Survey | Ahead of Independence Day: Most are Proud to be American, Republicans More Likely to Engage in Patriotic Activities
June PRRI/RNS Religion News Survey
Eight-in-ten Americans report that they are extremely (51%) or very proud (31%) to be American. Roughly 1-in-10 (12%) say they are moderately proud, and 4% say they are only a little proud or not proud.
- Republicans (68%) are also more likely to report being extremely proud than Democrats (49%) or independents (47%), though majorities of all political groups say they are extremely or very proud.
- White evangelicals also report stronger feelings of pride than other religious groups. More than two-thirds (68%) of white evangelicals say they are extremely proud to be American, compared to 56% of white mainline Protestants, 49% of minority Christians, 48% of Catholics, and 39% of religiously unaffiliated Americans.
- Nearly two-thirds of seniors (age 65 and over) report being extremely proud to be American, compared to 39% of young adults (age 18 to 29).
Americans give a wide range of reasons for their feelings of pride about America. Roughly 1-in-5 (17%) say their military service or American military achievements — including the capture and killing of Osama bin Laden — have made them most proud to be American. Fourteen percent cite the response to the September 11th terrorist attacks, and 12% cite freedom in American society as things about which they feel most proud. Smaller numbers mention humanitarian assistance and disaster response (8%), personal experience or success (7%), the values of equality and opportunity (6%), Obama’s election (6%), or the moon landing (5%) as things that make them most proud to be an American.
- Democrats and Republicans differ significantly in the reasons they provide for being proud to be an American. Democrats are more likely than Republicans to cite Obama’s election (15% vs. 1%) or the values of equality and opportunity (9% vs. 1%).
- Republicans are more likely then Democrats to cite American symbols such as the Constitution or major political figures such as Ronald Reagan (9% vs. 0%).
- Republicans and Democrats are about equally likely to cite freedom as the thing that makes them most proud to be American (13% vs. 17%).
Roughly one-third (31%) of Americans say there has been a time when they were not proud to be an American.
- Democrats (36%) and independents (30%) are more likely than Republicans (23%) to report that there was a time when they were not proud to be an American.
Americans who say there was a time when they were not proud to be American also cite a wide range of reasons. The most frequently mentioned reasons for not being proud to be an American are the wars in Iraq and Vietnam (29%) and the treatment of minority groups or racism (14%). Roughly 1-in-10 Americans cite some aspect of American culture (e.g. gun violence, the acceptance of gay and lesbian rights), the election of Barack Obama (11%), the election of George W. Bush (10%), or the role of America in the world (9%) as reasons they do not feel proud to be an American.

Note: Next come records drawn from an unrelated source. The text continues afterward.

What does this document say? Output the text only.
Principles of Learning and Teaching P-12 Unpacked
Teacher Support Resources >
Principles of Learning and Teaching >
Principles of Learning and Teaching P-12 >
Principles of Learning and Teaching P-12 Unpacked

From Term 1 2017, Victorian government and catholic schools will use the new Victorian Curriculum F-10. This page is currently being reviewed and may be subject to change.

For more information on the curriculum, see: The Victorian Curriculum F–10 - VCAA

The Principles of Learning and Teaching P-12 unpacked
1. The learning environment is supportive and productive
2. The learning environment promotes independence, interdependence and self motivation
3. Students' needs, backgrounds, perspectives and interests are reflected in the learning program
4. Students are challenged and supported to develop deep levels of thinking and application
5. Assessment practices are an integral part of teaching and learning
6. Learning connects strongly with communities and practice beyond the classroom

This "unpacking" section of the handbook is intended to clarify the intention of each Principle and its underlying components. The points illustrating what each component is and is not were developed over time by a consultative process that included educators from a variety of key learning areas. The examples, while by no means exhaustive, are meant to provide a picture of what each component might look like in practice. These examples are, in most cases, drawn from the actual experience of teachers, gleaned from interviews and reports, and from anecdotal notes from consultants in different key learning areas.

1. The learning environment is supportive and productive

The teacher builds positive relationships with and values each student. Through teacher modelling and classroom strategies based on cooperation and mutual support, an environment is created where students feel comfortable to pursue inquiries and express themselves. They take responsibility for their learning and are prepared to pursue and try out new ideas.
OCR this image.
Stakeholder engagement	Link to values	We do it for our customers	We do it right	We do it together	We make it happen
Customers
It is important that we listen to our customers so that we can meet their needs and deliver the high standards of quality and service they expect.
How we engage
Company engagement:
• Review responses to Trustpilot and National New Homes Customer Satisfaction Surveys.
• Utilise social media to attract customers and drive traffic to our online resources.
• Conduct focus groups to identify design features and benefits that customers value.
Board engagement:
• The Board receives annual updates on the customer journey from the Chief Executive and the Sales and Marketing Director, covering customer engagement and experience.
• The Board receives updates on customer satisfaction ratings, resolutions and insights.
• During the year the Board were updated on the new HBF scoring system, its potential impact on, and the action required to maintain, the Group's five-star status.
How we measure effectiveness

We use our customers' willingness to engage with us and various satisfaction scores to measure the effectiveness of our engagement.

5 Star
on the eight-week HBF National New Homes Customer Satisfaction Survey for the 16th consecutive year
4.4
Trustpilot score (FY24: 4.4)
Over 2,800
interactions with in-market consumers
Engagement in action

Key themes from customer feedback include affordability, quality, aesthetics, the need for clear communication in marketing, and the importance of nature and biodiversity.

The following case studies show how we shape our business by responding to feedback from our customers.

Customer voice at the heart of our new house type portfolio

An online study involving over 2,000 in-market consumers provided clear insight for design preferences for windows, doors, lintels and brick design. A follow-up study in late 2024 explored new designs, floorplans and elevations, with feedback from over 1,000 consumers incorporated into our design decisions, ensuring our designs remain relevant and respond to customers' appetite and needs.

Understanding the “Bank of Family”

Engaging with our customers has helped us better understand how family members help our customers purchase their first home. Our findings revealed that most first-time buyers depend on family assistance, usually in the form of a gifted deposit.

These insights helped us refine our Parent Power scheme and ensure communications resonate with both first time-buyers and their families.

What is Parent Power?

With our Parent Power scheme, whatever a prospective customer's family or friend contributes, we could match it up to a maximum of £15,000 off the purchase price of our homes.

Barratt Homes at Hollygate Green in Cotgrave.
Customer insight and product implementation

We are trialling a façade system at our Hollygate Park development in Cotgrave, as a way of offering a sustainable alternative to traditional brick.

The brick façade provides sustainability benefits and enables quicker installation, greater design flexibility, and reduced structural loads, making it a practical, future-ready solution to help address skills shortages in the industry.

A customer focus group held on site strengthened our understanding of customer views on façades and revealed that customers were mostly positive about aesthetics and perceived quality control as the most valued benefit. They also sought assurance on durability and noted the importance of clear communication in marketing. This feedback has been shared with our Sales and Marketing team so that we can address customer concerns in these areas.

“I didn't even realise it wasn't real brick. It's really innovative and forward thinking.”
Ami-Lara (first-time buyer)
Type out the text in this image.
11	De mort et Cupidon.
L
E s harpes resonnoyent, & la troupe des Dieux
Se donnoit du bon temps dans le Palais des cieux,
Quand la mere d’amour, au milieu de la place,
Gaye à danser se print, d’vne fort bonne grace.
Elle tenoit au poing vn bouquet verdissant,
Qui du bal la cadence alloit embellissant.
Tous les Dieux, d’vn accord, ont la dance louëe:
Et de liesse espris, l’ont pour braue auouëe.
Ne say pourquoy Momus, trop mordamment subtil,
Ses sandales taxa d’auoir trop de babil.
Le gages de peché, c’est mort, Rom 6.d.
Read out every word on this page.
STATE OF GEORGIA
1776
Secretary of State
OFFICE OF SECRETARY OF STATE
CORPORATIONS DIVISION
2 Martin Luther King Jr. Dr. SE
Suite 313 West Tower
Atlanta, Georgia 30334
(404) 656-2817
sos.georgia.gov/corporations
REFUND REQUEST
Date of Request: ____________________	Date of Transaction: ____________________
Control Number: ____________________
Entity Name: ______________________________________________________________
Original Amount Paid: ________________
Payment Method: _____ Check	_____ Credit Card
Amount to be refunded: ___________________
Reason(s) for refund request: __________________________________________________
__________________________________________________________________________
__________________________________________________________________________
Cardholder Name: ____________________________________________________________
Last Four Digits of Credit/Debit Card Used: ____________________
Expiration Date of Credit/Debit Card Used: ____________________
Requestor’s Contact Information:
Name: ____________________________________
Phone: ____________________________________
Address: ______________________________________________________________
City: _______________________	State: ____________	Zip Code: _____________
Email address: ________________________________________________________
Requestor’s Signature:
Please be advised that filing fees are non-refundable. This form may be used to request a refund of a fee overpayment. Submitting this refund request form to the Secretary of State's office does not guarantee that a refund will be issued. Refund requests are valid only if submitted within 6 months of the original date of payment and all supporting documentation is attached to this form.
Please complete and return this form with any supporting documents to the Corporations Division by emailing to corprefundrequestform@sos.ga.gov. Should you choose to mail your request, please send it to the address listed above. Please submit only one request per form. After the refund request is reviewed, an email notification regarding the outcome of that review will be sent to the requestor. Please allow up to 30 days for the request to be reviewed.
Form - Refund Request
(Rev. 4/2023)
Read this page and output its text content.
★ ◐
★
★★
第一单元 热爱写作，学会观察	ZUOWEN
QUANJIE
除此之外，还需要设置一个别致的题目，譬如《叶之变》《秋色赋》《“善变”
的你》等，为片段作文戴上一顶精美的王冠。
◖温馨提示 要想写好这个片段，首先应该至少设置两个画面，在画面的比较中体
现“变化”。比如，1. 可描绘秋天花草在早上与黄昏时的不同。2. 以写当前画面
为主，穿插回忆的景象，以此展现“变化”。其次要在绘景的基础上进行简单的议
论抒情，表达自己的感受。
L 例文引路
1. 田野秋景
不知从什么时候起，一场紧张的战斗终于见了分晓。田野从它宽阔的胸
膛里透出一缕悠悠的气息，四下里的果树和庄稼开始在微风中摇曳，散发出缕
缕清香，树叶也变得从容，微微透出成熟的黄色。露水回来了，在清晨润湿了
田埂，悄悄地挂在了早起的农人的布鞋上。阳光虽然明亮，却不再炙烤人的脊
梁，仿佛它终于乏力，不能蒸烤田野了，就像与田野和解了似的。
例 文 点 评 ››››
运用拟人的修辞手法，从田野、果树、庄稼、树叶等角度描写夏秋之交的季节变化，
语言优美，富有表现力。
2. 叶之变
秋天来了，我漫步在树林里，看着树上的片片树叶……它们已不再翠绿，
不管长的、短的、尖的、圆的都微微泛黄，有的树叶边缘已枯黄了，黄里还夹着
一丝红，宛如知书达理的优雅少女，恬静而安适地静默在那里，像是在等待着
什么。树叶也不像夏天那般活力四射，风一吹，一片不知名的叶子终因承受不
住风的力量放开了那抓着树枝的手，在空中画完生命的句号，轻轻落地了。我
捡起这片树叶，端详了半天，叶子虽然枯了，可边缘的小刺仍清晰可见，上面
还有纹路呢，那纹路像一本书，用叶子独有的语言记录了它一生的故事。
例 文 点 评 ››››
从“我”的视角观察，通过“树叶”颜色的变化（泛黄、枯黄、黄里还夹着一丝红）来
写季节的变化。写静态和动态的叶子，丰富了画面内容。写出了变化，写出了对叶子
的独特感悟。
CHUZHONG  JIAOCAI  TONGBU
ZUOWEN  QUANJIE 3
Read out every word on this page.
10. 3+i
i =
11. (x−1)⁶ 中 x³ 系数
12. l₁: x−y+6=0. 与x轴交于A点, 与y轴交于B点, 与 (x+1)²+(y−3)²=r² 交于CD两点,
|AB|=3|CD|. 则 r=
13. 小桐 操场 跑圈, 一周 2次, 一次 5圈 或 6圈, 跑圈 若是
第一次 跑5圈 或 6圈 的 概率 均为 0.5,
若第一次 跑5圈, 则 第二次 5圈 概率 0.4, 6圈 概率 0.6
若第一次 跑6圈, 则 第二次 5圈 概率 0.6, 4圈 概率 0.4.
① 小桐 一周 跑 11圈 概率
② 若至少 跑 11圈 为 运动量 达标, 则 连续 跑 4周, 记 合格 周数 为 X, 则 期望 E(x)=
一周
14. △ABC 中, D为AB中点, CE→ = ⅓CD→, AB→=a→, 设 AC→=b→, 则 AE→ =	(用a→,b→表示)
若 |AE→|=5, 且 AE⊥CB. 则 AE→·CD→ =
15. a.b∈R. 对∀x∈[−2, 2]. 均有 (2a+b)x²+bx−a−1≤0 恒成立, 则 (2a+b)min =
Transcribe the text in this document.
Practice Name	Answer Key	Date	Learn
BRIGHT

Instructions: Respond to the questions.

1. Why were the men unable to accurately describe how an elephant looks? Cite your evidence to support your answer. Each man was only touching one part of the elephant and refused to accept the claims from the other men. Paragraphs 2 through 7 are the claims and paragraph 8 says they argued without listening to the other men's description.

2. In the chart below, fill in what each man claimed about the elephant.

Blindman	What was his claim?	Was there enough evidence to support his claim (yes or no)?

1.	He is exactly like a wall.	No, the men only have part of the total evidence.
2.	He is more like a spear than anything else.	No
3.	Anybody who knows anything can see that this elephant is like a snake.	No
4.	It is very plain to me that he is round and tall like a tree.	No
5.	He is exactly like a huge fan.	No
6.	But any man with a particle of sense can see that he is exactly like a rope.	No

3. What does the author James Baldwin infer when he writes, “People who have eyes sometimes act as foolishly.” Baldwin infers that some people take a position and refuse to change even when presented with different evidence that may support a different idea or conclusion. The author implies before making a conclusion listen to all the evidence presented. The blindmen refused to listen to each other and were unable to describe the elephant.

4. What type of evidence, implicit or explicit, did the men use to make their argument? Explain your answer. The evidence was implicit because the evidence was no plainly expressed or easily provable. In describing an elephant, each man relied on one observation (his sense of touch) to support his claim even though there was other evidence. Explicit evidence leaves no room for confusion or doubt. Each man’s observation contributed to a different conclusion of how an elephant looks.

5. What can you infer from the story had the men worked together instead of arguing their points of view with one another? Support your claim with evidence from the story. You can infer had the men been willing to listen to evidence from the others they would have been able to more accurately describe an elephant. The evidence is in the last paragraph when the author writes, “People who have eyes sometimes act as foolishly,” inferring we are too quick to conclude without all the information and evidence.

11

A majority of Americans report they are very likely to engage in the following activities related to patriotism: thanking members of the military for their service (81%), singing the national anthem (69%), displaying an American flag at their home or on their car (59%), attending a July 4th celebration this year (53%), or making a special effort to buy American-made products (50%).
- More than three-quarters (76%) of Republicans say they are very likely to display the flag, compared to less than half (48%) of Democrats.
- Roughly 6-in-10 white evangelical Protestants (62%) and white mainline Protestants (57%) report that they are very likely to attend a July 4th celebration, compared to less than half of Catholics (49%) and the religiously unaffiliated (48%).
- White Americans (66%) are more likely than Hispanic Americans (50%) or black Americans (40%) to report being very likely to display an American flag.
Americans hold largely positive views about America’s role in history and in the world today. Nearly 8-in-10 (79%) say America has always been a force for good in the world, and nearly two-thirds (64%) believe God has granted America a special role in human history. More than 6-in-10 (63%) say if more countries adopted America’s values and way of life, the world would be much better off.
- Conservatives are more likely than liberals to believe the world would be better off if more countries adopted America’s values and way of life (74% vs. 52%).
- More than 8-in-10 white evangelicals agree that God has granted America a special role in human history, compared to 40% of religiously unaffiliated Americans.
- Roughly three-quarters of white evangelical Protestants (74%) and Catholics (76%) believe that the world would be better off if more countries adopted America’s values and way of life. Less than half (49%) of religiously unaffiliated Americans agree.
More than 7-in-10 Americans think of themselves as a “typical American,” while 1-in-4 (25%) say they are very different from a typical American. Americans who are white and older are more likely than others to think of themselves as a typical American.